BANK of England Governor Mark Carney has declared the "age of irresponsibility" in the banking sector over as he warned that City traders who abused the markets should face up to 10 years in jail.

His stark message came as George Osborne announced that the UK Government would "in the coming months" begin the long-awaited sell-off of the Royal Bank of Scotland.

But while he said British taxpayers would make an estimated £14 billion profit from the overall sale of the bailed-out banks, the Chancellor acknowledged the Edinburgh finance house - rescued in 2008 by a public bail-out of £46bn - would be sold back to the private sector at a loss; one economic think-tank put this at as much as £26bn.

Following a raft of market-rigging scandals, Mr Carney used the Governor's speech at the Mansion House in the City of London to set out plans for new rules for traders.

He warned that if left unchecked the markets were "prone to instability, excess and abuse", adding that poor infrastructure had lit "a powder keg in UK markets triggering the worst recession in our lifetime".

The Governor called for tough new sanctions with longer prison sentences for those who broke the rules.

He spoke as the Bank set out the final report of its Fair and Effective Markets Review, which has produced a series of recommendations to reform a system whose deficiencies allowed misconduct to take place.

"For the best in the business, this won't be new. This is just how you run your business. But for others, who free ride on your reputations: the age of irresponsibility is over," declared Mr Carney.

He said failings in market structures, standards, systems and incentives skewed to short-term returns, coupled with a "culture of impunity" in parts of the market had contributed to an "ethical drift".

The Bank chief also acknowledged the failings of central banks.

"Unethical behaviour went unchecked, proliferated and eventually became the norm.
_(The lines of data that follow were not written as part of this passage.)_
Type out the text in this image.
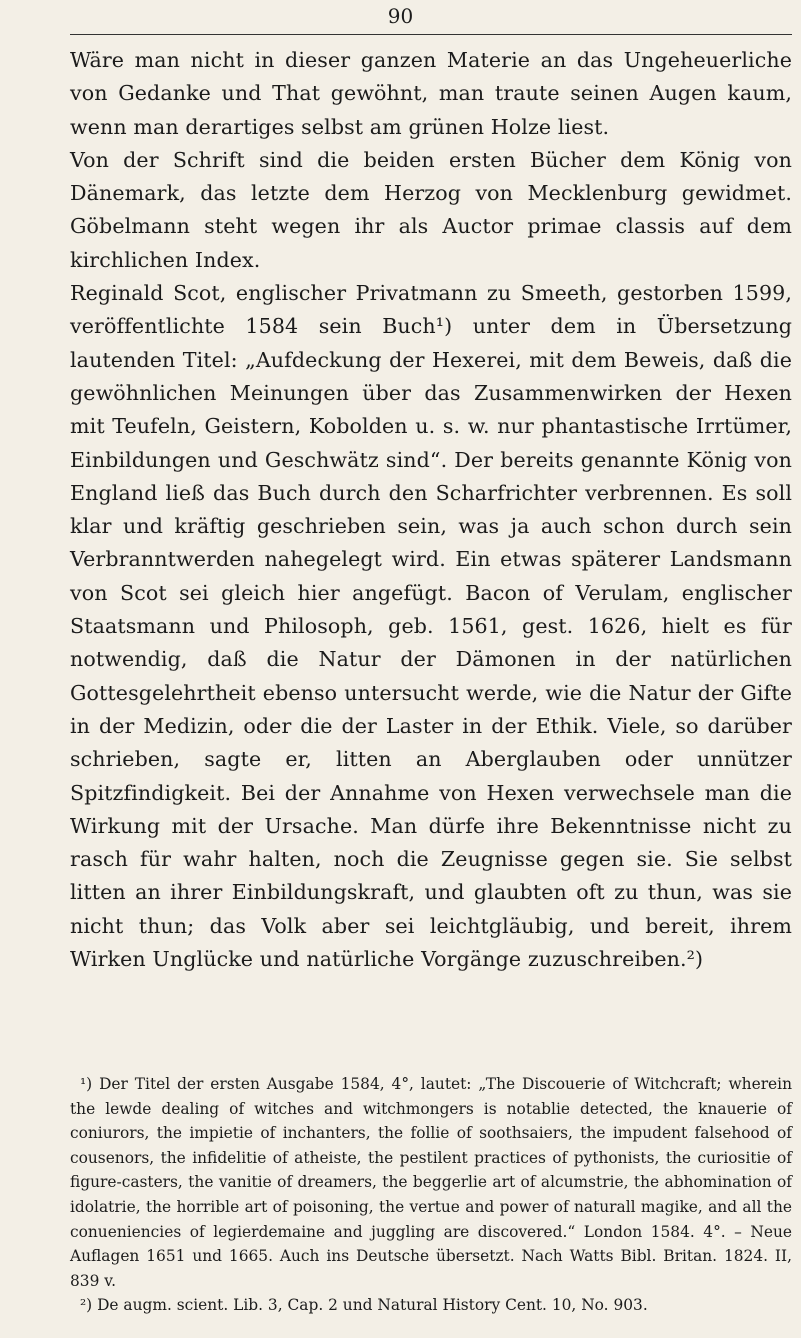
90

Wäre man nicht in dieser ganzen Materie an das Ungeheuerliche von Gedanke und That gewöhnt, man traute seinen Augen kaum, wenn man derartiges selbst am grünen Holze liest.

Von der Schrift sind die beiden ersten Bücher dem König von Dänemark, das letzte dem Herzog von Mecklenburg gewidmet. Göbelmann steht wegen ihr als Auctor primae classis auf dem kirchlichen Index.

Reginald Scot, englischer Privatmann zu Smeeth, gestorben 1599, veröffentlichte 1584 sein Buch¹) unter dem in Übersetzung lautenden Titel: „Aufdeckung der Hexerei, mit dem Beweis, daß die gewöhnlichen Meinungen über das Zusammenwirken der Hexen mit Teufeln, Geistern, Kobolden u. s. w. nur phantastische Irrtümer, Einbildungen und Geschwätz sind“. Der bereits genannte König von England ließ das Buch durch den Scharfrichter verbrennen. Es soll klar und kräftig geschrieben sein, was ja auch schon durch sein Verbranntwerden nahegelegt wird. Ein etwas späterer Landsmann von Scot sei gleich hier angefügt. Bacon of Verulam, englischer Staatsmann und Philosoph, geb. 1561, gest. 1626, hielt es für notwendig, daß die Natur der Dämonen in der natürlichen Gottesgelehrtheit ebenso untersucht werde, wie die Natur der Gifte in der Medizin, oder die der Laster in der Ethik. Viele, so darüber schrieben, sagte er, litten an Aberglauben oder unnützer Spitzfindigkeit. Bei der Annahme von Hexen verwechsele man die Wirkung mit der Ursache. Man dürfe ihre Bekenntnisse nicht zu rasch für wahr halten, noch die Zeugnisse gegen sie. Sie selbst litten an ihrer Einbildungskraft, und glaubten oft zu thun, was sie nicht thun; das Volk aber sei leichtgläubig, und bereit, ihrem Wirken Unglücke und natürliche Vorgänge zuzuschreiben.²)

¹) Der Titel der ersten Ausgabe 1584, 4°, lautet: „The Discouerie of Witchcraft; wherein the lewde dealing of witches and witchmongers is notablie detected, the knauerie of coniurors, the impietie of inchanters, the follie of soothsaiers, the impudent falsehood of cousenors, the infidelitie of atheiste, the pestilent practices of pythonists, the curiositie of figure-casters, the vanitie of dreamers, the beggerlie art of alcumstrie, the abhomination of idolatrie, the horrible art of poisoning, the vertue and power of naturall magike, and all the conueniencies of legierdemaine and juggling are discovered.“ London 1584. 4°. – Neue Auflagen 1651 und 1665. Auch ins Deutsche übersetzt. Nach Watts Bibl. Britan. 1824. II, 839 v.

²) De augm. scient. Lib. 3, Cap. 2 und Natural History Cent. 10, No. 903.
Too many participants felt neither responsible for the system nor recognised the full impact of their actions. For too many, the City stopped at its gates, though its influence extended far beyond."

His remarks have come in the wake of a series of banking scandals such as the manipulation of benchmark lending rate Libor and foreign exchange markets.

Mr Carney said fines of almost £100bn levied on global banks had translated to £1.9 trillion of reduced lending capacity to the real economy.

Meantime in his address at the Mansion House, Mr Osborne said that after receiving independent advice from the Bank as well as a review from Rothschild, a "decision point" had been reached and it was now in the interests of the taxpayer to begin selling the 79 per cent public stake in RBS back to the private sector.

This would begin, he explained, "in the coming months", starting with shares being sold to institutions. But, the Chancellor made clear, there was no reason ordinary investors should not be involved in due course. The full sale is expected to take several years to complete.

Rothschild said that, in the absence of unforeseen circumstances, taxpayers could "comfortably expect to secure proceeds from their interventions in the banks that exceed the money they put in"; this was estimated to be £14bn.

An estimated loss of £7.2bn to the taxpayer from RBS, if the UK Government sold its remaining shares in the bank in one go at the share price as at June 5, would be much more than offset by proceeds from other interventions, for example on shares in Lloyds, claimed the review.

Mr Osborne said: "In the coming months we will begin to sell our stake in RBS. It's the right thing to do for British businesses and British taxpayers.

"Yes, we may get a lower price than Labour paid for it but the longer we wait, the higher the price the whole economy will pay. And when you take the banks in total, we're making sure taxpayers get back billions more than they were forced to put in," he added.